Protein adsorption on thin films of carbon and carbon nitride monitored with in situ ellipsometry

Abstract

Thin films of amorphous carbon and amorphous, graphitic and fullerene-like carbon nitride were deposited by reactive magnetron sputtering and optically characterized with spectroscopic ellipsometry. Complementary studies using scanning electron microscopy and atomic force microscopy were performed. The films were exposed to human serum albumin (HSA) and the adsorption was monitored in situ using dynamic ellipsometry. From the ellipsometric data the adsorbed amount of proteins was quantified in terms of surface mass density using de Feijter's model. The results indicate larger adsorption of proteins onto the amorphous films compared to the films with a more textured structure. Complementary studies with 125I-labeled HSA showed an apparent protein adsorption up to six times larger compared to the ellipsometry measurement.

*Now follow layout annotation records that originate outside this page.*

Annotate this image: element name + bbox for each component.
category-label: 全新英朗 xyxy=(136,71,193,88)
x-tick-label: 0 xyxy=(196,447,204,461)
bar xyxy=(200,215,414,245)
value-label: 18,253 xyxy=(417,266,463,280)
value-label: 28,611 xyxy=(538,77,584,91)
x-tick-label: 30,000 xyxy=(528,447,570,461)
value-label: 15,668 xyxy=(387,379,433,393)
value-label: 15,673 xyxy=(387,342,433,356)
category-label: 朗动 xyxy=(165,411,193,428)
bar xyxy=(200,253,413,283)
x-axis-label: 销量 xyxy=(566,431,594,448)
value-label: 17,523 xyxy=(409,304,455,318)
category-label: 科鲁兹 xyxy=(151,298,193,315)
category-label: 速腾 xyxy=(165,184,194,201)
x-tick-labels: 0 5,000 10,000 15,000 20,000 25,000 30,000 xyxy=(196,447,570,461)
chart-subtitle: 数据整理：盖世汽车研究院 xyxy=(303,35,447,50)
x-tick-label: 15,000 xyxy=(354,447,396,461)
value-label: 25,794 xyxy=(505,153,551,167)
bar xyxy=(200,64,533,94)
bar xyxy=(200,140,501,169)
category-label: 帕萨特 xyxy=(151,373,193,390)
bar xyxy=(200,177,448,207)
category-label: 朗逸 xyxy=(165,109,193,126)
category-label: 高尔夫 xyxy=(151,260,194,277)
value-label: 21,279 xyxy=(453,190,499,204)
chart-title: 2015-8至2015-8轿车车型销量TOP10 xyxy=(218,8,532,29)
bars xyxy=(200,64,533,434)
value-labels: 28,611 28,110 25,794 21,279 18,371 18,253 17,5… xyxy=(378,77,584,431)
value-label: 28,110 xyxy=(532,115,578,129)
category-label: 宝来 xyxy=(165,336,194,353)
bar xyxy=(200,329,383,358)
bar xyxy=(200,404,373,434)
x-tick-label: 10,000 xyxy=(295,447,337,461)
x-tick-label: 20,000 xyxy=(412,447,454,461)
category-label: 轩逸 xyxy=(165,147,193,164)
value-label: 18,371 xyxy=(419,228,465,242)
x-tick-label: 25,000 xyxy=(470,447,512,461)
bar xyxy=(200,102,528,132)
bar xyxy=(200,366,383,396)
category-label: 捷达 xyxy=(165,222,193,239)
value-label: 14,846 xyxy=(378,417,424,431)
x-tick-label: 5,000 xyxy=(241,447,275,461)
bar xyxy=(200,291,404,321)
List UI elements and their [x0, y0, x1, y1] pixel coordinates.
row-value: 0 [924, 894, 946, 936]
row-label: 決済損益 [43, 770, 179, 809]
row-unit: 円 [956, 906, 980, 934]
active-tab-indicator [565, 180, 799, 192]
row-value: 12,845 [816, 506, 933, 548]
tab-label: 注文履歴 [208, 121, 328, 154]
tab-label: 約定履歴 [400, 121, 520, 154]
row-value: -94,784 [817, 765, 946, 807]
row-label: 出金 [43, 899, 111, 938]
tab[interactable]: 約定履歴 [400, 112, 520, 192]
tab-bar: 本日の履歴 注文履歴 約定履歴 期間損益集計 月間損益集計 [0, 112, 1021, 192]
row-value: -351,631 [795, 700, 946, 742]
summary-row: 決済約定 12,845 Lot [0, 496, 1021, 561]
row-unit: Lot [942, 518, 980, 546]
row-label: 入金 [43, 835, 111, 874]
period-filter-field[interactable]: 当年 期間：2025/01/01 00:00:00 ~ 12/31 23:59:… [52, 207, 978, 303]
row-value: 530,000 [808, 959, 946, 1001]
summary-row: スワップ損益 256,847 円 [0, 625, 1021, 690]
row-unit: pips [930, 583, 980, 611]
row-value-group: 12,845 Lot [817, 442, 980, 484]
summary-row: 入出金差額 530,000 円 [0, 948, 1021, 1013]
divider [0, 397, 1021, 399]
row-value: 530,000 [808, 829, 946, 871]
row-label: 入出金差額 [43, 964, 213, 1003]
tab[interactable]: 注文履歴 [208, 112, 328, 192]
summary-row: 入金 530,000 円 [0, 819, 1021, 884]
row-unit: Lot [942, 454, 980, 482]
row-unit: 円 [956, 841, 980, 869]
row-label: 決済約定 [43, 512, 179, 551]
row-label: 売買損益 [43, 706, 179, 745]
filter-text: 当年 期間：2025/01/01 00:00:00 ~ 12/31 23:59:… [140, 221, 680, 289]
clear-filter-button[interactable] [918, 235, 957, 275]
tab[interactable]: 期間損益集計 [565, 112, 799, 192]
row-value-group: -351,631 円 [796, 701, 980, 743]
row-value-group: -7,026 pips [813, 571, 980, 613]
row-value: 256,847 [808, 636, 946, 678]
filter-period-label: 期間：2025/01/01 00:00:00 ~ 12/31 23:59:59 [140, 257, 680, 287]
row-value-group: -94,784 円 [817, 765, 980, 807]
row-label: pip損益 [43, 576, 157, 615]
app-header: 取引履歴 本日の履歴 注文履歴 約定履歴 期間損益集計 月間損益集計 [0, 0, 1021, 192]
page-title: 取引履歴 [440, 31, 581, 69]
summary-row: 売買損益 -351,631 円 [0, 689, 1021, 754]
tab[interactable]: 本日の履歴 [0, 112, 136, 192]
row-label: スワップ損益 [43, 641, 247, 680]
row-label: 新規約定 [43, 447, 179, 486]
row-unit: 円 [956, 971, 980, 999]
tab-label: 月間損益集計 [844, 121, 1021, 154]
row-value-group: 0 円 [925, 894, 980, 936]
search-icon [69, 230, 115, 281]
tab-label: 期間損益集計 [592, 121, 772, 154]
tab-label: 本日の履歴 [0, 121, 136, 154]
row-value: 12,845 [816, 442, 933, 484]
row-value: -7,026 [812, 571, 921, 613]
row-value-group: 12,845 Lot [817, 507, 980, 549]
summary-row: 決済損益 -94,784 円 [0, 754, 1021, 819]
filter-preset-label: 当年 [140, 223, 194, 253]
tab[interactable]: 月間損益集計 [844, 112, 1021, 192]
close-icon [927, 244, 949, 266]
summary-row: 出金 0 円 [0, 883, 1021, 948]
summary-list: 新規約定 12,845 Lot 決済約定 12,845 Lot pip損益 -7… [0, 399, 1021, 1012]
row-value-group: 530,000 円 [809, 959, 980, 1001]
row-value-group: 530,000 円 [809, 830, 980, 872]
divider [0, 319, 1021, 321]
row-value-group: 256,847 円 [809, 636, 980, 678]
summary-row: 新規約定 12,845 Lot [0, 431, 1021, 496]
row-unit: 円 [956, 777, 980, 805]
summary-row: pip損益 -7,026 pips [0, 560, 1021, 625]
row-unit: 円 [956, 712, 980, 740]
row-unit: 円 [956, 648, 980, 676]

In addition, the four types of films were incubated in blood plasma followed by exposure to anti-fibrinogen, anti-HMWK or anti-C3c, revealing the materials' response to complement and contact activation. The amorphous and graphitic carbon nitride exhibit rather high immune activity compared to a titanium reference, whereas the amorphous carbon and the fullerene-like CNx show less immune complement deposition. Compared to the reference, all films exhibit indications of a stronger ability to initiate the intrinsic pathway of coagulation. Finally, the surfaces' bone-bonding ability was investigated by examination of their ability to form calcium phosphate crystals in a simulated body fluid, with a-CNx depositing most calcium phosphate after 21 days of incubation.